Friday, November 19, 2010

emotions?

I find myself in weird places sometimes. I am a very busy person, and I have learned that often I don't just stop and be still. I feel like this blog might be a way to help me reflect and be still and somehow organize this mess of thoughts in my head. I'm constantly going, doing, being. I'm learning that sometimes, (okay, a lot of times) I don't deal with things on an emotional level. I'm too busy, always always going, so I just push my emotions to the side so they don't get in the way of my productivity.
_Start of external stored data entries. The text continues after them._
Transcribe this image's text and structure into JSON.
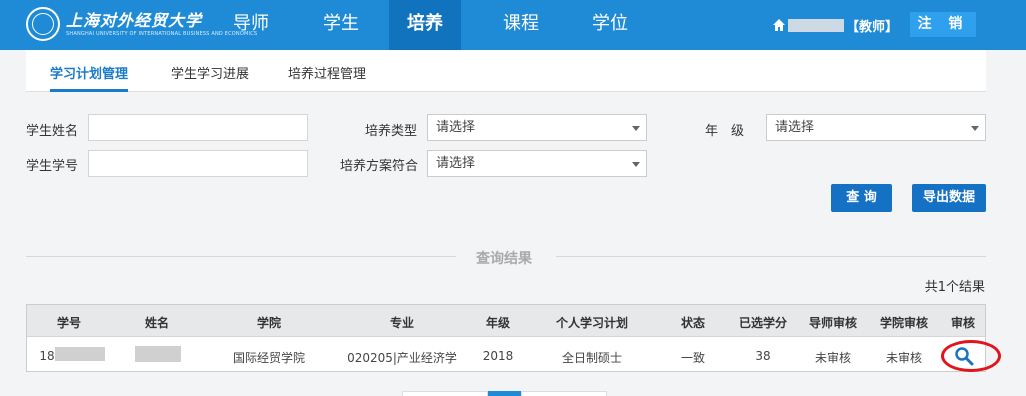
{
  "header": {
    "school_name_cn": "上海对外经贸大学",
    "school_name_en": "SHANGHAI UNIVERSITY OF INTERNATIONAL BUSINESS AND ECONOMICS",
    "nav": [
      "导师",
      "学生",
      "培养",
      "课程",
      "学位"
    ],
    "active_nav": "培养",
    "user_role": "【教师】",
    "logout_label": "注 销",
    "brand_color": "#1f8bd6"
  },
  "subtabs": [
    "学习计划管理",
    "学生学习进展",
    "培养过程管理"
  ],
  "filters": {
    "student_name_label": "学生姓名",
    "student_id_label": "学生学号",
    "training_type_label": "培养类型",
    "training_type_value": "请选择",
    "plan_match_label": "培养方案符合",
    "plan_match_value": "请选择",
    "grade_label": "年　级",
    "grade_value": "请选择",
    "query_label": "查 询",
    "export_label": "导出数据"
  },
  "results": {
    "title": "查询结果",
    "total": "共1个结果",
    "columns": [
      "学号",
      "姓名",
      "学院",
      "专业",
      "年级",
      "个人学习计划",
      "状态",
      "已选学分",
      "导师审核",
      "学院审核",
      "审核"
    ],
    "rows": [
      {
        "student_id_prefix": "18",
        "college": "国际经贸学院",
        "major": "020205|产业经济学",
        "grade": "2018",
        "plan": "全日制硕士",
        "status": "一致",
        "credits": "38",
        "advisor_review": "未审核",
        "college_review": "未审核"
      }
    ]
  },
  "icons": [
    "home-icon",
    "search-icon"
  ],
  "highlight_color": "#e0141b"
}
I struggle with Psalm 46 ("Be still and know that I am God.") And it effects lots of different areas of my life.


While I was at camp this summer, my aunt lost her battle with cancer. I got to be there with my uncle and cousins the night that it happened and I got to spend a few sweet moments with her before she went to be with the Lord. (Side note: I feel weird about blogging in the sense that I don't know who reads this or how much they(you) know about me. I guess I will just write what I feel, and you can put the pieces together if you don't know my whole story. Or, better yet, let's be friends outside of cyberspace. :)) Anyway. My family is super close and always has been. We were close before my mom was sick and died, and that only brought us closer together. Though we would never choose our circumstances, it has bonded us in a way that most families will never understand. 


When I was there that night, I couldn't cry. It wasn't real to me. I am incredibly thankful for all of the people in the hospital that night. Particularly one of my dearest friends, who is one of my cousins' best friends, and also worked at camp with me. He and I went back to camp for a couple of days after she died but before the funeral and such, and it was like an escape from reality. We went back and we were busy and working (playing) and we didn't have to think about "real life" and all the mess that was waiting for us at home. When we went back for the services at the end of the week, I was an emotional wreck and it was suddenly all very real to me. But then after all of that, I went back to camp and was busy busy again. And I thought it was good, because I wasn't feeling a lot of pain. It isn't that it wasn't there, it's just that I was busy and didn't have to deal with it.


When I got home, it was the same song, different verse. I had to hit the ground running with school and rush stuff and I really didn't have any down time. It's been that way ever since. I am thankful and blessed to have so much going on and so many things to be a part of, but it can be exhausting, especially when it all catches up to you. 


Last night, my cousin posted a video/slideshow of her mom's life on Facebook. I watched it, not at all prepared for what it would do to me emotionally. I found myself crying like a child two minutes into it. I was overcome with emotion.
-The first thing I realized was that I hadn't dealt with this. I have been so busy and so preoccupied that I have been able to escape the reality of what's going on in my heart and emotionally. Busyness has been consuming me, causing me not to face the reality of what has happened in my life and the lives of my family.
-Then, I got a brief picture of how people must have felt about my dad, Marlee, McLane, and me. That you just don't know what to do, so do you do anything? Or nothing? Or just avoid the situation at all costs? You would think that having been through nearly the exact same situation with my mom, that I would know how to treat people in the same boat as me. Funny thing, I'm clueless.
-And then of course, there are lots of pictures of my mom with my aunt Shelly and I was overcome with joy at the thought of them both healed and rejoicing in heaven. How awesome is that? It seriously gives me chills.
-Then, my humanness kicked in, and I began being sad for me and our family and asking God, why us? Why why why?? (If you keep reading and I keep writing, you'll learn that I ask "Why God?" a lot...) And then I was sad for my own sake, and thinking that I can't believe it's almost been 6 years that my mom has been dead, etc. We'll go there another day.


I'm slowly figuring out that it's important not to be spread too thin, because it effects lots of areas of my life. Yesterday's post was talking about how it effected relationships, today, how it effects my emotions. I'm learning a lot about balance in all areas, and this is just one way that I have seen it. 


Sorry if this was a debby downer post, but it's my heart for today. 


Wanna see the video I referenced? It's beautiful and makes my heart smile. You should check it out :) 
http://www.facebook.com/video/video.php?v=907279088438 

-m.

ps: You will see that I am learning a lot of different things in a lot of different areas. I've never felt like I have learned /grown so much as I have in the last year or so. I hope that I can inspire, encourage, and walk alongside you as I puke my heart out about all that I have learned and will continue to learn. :)

1 comment:

  1. Psalm 46 :10 is my "life verse" right now. I tend to want to boss God around & don't stay still enough to listen.

    In March it will be 7 years since my dad's death. Sometimes it catches me by surprise that I can't call him or hold his hand when I go back to visit.

    When I attended your Mom's amazingly touching - the way to describe her funeral escapes me - I asked a lot of "Why God?" questions. I don't have any answers but y'all are an inspiration to me & I am blessed to know your family.